Dans Anna (le prénom de sa tante), elle renoue un à un les fils d’une longue histoire séculaire : celle de ces communautés juives qui depuis le XVe siècle se sont installées dans l’empire ottoman, fuyant discrimination, pogroms, exils imposés, pour trouver le calme au loin. Elle cite cette lettre de 1428 d’un Itshak Tsarfati qui en hébreu signifie «Isaac le Français» (il venait en fait d’Allemagne, mais était d’origine française) et qui invite ses frères à le rejoindre : «Je vous le dis, la Turquie est un pays d’abondance où, si vous le voulez, vous trouverez le repos.(…) Ici chaque homme peut mener une existence paisible à l’ombre de son figuier et de sa treille… Ici personne ne vous empêchera de porter les plus beaux atours, alors qu’en chrétienté vous n’osez habiller vos enfants en rouge ou bleu, couleurs que nous affectionnons, de peur de les exposer aux coups et aux insultes et vous êtes obligés d’aller et venir misérablement, vêtus de couleurs sombres» (p.66).

Nous suivons ainsi sur trois niveaux chronologiques la famille de Rosie Pinhas-Delpuech : les ancêtres des temps médiévaux et leurs descendants jusqu’au XIXe siècle, à travers les «traces», documents échappés au hasard de la perte ou de la destruction, pierres tombales à peine lisibles, histoires locales… Plus près : parents et grands-parents entre Erdine en Turquie, Istanbul et Paris, dans un XXe siècle lourd de drames. Histoire personnelle enfin : celle de la découverte/redécouverte/réappropriation progressive d’une identité, entre Turquie, Israël et France. Identité qui passe par la langue : l’hébreu, le français, l’allemand… langue maternelle, langue paternelle, langue d’un peuple, langue du sacré ou/et du quotidien.

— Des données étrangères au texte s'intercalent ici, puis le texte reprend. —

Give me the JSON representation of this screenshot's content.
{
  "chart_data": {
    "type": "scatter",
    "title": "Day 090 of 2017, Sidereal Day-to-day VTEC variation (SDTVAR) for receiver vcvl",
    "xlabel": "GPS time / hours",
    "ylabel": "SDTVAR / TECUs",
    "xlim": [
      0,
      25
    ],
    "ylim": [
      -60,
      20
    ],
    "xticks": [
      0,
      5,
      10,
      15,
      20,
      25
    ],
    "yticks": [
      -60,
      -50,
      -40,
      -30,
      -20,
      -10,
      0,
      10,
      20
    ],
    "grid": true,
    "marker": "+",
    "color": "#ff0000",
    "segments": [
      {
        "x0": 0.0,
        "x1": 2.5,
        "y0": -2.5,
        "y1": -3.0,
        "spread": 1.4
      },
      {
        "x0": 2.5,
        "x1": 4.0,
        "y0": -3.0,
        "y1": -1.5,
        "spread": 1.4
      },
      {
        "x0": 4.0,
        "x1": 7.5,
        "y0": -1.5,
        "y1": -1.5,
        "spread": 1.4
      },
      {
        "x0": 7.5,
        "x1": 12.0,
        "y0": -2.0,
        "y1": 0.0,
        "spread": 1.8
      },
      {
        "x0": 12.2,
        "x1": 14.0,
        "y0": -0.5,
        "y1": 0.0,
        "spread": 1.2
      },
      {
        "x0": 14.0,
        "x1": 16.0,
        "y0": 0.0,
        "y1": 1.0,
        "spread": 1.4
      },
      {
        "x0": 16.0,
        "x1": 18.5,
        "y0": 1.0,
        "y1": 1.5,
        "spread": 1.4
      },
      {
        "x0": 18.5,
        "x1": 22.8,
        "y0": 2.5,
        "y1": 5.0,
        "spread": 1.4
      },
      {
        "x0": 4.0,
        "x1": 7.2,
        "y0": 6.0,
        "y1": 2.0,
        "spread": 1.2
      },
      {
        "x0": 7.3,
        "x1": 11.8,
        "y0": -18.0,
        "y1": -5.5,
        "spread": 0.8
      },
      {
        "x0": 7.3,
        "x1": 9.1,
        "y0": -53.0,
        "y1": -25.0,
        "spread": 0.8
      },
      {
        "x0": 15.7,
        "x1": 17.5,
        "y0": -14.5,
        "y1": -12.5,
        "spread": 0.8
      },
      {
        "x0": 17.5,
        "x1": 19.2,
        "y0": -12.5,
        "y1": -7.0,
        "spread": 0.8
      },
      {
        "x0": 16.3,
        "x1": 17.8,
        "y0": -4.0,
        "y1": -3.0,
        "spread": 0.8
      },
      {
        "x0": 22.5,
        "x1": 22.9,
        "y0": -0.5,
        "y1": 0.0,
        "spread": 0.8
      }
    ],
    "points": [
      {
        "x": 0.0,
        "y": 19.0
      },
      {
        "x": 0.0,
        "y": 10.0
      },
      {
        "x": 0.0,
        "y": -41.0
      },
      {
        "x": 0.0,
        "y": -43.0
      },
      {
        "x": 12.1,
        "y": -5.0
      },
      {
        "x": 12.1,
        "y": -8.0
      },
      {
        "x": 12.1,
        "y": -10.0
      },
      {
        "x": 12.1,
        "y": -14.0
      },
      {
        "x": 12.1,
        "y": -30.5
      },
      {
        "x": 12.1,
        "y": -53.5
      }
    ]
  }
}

Anna, la tante à peine connue, dont l’histoire pèse lourd : jeune fille élevée à Notre-Dame de Sion, dans l’insouciance et l’aisance. Femme rattrapée par les années tragiques de la guerre et de l’occupation, dont le mari et les siens disparaissent en déportation, le fils unique engagé dans la 2è DB est tué dans les combats de la Libération ; elle et lui se sont convertis pendant la guerre et ont été baptisés, ils reposent désormais ensemble dans le cimetière de Neuilly, près de l’arche de la Défense, tombe française… Anna trahie pendant la guerre, spoliée, victime comme ses proches de la délation et de la cupidité, Anna qui s’est tenue debout, qui ne s’est jamais avouée vaincue dans l’adversité, et qui, âgée, écrit en 1959 au général de Gaulle, l’homme du 18 juin 40 : «mon mari et mon fils ont répondu à votre appel de 40… Je connais sept langues étrangères (…) je pourrais vous être utile, et avec mes humbles connaissances et avec mon dévouement sans bornes» (p.173). Anna dont Rosie hérite des archives, lettres, papiers divers, qui l’aident à reconstituer une vie sur laquelle sa tante a volontairement gardé le silence.

Mémoire, histoire, langue s’entrecroisent dans ce beau récit qui parle au singulier de l’universel.